We took a canal tour, and I must say, seeing all the major sites from the water truly gives you a different perspective. The tour left Nyhavn, an old commercial port pictured in the featured image. The oldest house on this strip is dated back to 1681. It also took us down to Langelinje Pier where The Little Mermaid sits. The sculpture was inspired by Hans Christian Andersen’s fairy tale. We also boated by Christiana, the freetown of Copenhagen where the boats on the water looked like they were built by residents of the area. Apparently most of the buildings throughout the area were built by the residents there, which make it a cool spot to check out architecturally. The space was originally the military barracks in Bådmandsgade. If you do plan on visiting this area please read this link for safety reasons as some of the locals are not so friendly towards outsiders.
The royal family was home on the date we visited as the flag could be seen from the water on top of her house. This area is well worth checking out by foot as the buildings are placed around an octagonal palace yard. Directly across from the Queen’s house the new opera house can be seen.
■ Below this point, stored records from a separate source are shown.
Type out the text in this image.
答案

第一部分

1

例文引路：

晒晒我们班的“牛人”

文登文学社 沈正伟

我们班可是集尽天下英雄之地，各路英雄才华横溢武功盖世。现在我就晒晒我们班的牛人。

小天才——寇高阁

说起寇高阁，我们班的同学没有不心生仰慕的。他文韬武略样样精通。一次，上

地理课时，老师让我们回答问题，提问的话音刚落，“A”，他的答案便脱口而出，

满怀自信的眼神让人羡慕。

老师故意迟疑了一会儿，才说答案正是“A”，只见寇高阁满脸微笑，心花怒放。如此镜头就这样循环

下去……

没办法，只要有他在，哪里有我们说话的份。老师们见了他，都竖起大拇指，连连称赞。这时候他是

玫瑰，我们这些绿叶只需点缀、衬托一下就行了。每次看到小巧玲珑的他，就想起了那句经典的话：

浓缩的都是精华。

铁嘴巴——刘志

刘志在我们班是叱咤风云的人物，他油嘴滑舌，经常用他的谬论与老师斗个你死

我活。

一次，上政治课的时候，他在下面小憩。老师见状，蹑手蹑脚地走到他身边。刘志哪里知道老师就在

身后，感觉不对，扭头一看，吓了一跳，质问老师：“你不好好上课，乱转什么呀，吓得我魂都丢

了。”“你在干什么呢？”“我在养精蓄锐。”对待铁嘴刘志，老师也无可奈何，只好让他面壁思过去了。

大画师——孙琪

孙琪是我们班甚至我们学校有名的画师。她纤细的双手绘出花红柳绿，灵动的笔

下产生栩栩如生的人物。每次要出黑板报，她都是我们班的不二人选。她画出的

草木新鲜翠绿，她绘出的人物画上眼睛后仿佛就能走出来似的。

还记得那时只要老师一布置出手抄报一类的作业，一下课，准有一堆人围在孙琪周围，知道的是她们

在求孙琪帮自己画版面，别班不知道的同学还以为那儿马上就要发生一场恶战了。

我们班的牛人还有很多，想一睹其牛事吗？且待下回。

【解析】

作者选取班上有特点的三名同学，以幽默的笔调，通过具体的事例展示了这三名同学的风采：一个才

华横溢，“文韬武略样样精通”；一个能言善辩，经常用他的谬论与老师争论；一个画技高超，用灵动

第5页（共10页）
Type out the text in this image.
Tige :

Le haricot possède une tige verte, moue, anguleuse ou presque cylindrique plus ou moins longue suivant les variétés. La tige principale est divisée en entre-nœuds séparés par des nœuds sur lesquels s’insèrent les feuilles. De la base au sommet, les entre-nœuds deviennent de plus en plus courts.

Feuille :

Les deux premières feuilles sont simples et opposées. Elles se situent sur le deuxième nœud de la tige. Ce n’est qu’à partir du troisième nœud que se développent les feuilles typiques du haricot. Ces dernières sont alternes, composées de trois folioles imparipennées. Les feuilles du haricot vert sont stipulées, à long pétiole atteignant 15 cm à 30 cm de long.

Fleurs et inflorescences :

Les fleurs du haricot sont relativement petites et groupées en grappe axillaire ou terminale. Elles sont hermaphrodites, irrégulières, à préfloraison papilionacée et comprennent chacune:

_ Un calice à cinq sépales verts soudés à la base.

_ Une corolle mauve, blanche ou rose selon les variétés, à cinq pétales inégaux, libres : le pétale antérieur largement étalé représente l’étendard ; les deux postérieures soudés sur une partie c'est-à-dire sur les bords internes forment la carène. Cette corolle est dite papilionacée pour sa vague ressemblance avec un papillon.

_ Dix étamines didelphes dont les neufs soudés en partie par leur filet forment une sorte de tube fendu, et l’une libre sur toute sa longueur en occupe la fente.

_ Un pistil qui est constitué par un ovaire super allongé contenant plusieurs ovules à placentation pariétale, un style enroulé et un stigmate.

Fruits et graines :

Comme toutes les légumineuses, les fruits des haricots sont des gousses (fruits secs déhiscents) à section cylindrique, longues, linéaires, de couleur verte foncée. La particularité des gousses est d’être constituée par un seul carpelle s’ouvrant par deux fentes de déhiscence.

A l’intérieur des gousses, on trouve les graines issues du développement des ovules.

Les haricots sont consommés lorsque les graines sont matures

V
It sits right on the water and was a gift for the Queen. This modern building is incredible from the water as is The Black Diamond, the Royal Library of Denmark. The Black Diamond also sits close to the water with granite tiles from Zambia reflecting the light from the water causing it to sparkle. When it is not sparkling it looks like an iPod dock.
After the canal tour we walked through Strøget, one of the longest pedestrian shopping streets in all of Europe. At the end of the street is City Hall and Tivoli. Tivoli is another old amusement park in Denmark with live music every day. We did not go in as we experienced the oldest amusement park in Denmark (Dyrehavsbakken), just outside of the city which is free to enter.